Segunda fase, de 1647 a 1656, a mais longa, dez anos, caracterizou-se por comportamento análogo da fase anterior, tendo, no entanto, as tropas portuguesas demonstrado maior espírito ofensivo, ainda que sem obter resultados compensadores.

Terceira fase, de 1657 a 1659, de apenas três anos, em que se verificou maior capacidade ofensiva por parte dos espanhóis, que tomaram Olivença em 30 de Maio de 1657 (e intentaram, sem êxito, tomar Mourão em 1658) e um segundo ataque contra as Linhas de Elvas, em 13 de Janeiro de 1659.

Quarta fase, de 1660 a 1668, com a duração de oito anos, então já com Schomberg, primeiro nas funções de Mestre de Campo General das Forças do Alentejo, a seguir, em 20 de Maio de 1663, comandante geral de todas as forças estrangeiras no País e, a partir de 20 de Novembro do mesmo ano, após a vitória do Exército Português na Batalha do Ameixial, governador e comandante das armas do teatro.
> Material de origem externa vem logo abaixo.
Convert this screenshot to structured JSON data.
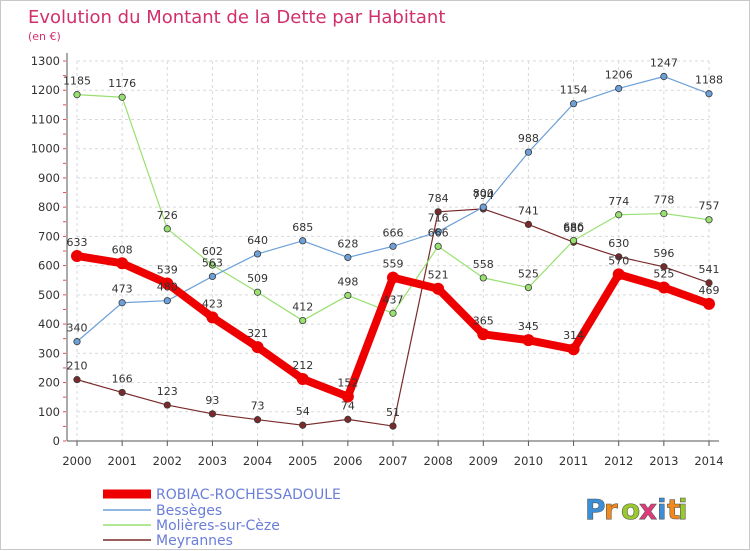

No início desta última fase, em Novembro de 1659, a Espanha de D. Luís de Haro já tinha resolvido as suas pendências da altura com a França de Mazarino, com a Itália e com a Catalunha e estava, portanto, livre para se empenhar em força, como fez, contra Portugal.

 

Empenhamento de Schomberg

Acção em Portugal até à Paz

A contratação de Schomberg, oficial general da “escola militar francesa” apadrinhada pelo marechal Turenne de quem foi discípulo, mereceu desde logo, mesmo no início das conversações que a ela conduziram, a contestação de alguns oficiais portugueses. Esta contestação manter-se-ia mais ou menos activa durante toda a sua estadia entre nós embora se reconhecesse que ele não era homem de espalhafato, que respeitava gentes e costumes, que actuava discretamente e que foi melhorando o espírito de defesa, a reorganização e a modernização do Exército no seu todo, quer quanto a equipamento, quer quanto à implantação de sistema táctico conveniente. Recorreu para isso ao recrutamento de tropas dos exércitos francês e inglês e à contratação de algumas dezenas de “mercenários” de diversas origens, ele que, de certo modo, embora de escalão elevado, também tinha espírito e comportamento de “mercenário”.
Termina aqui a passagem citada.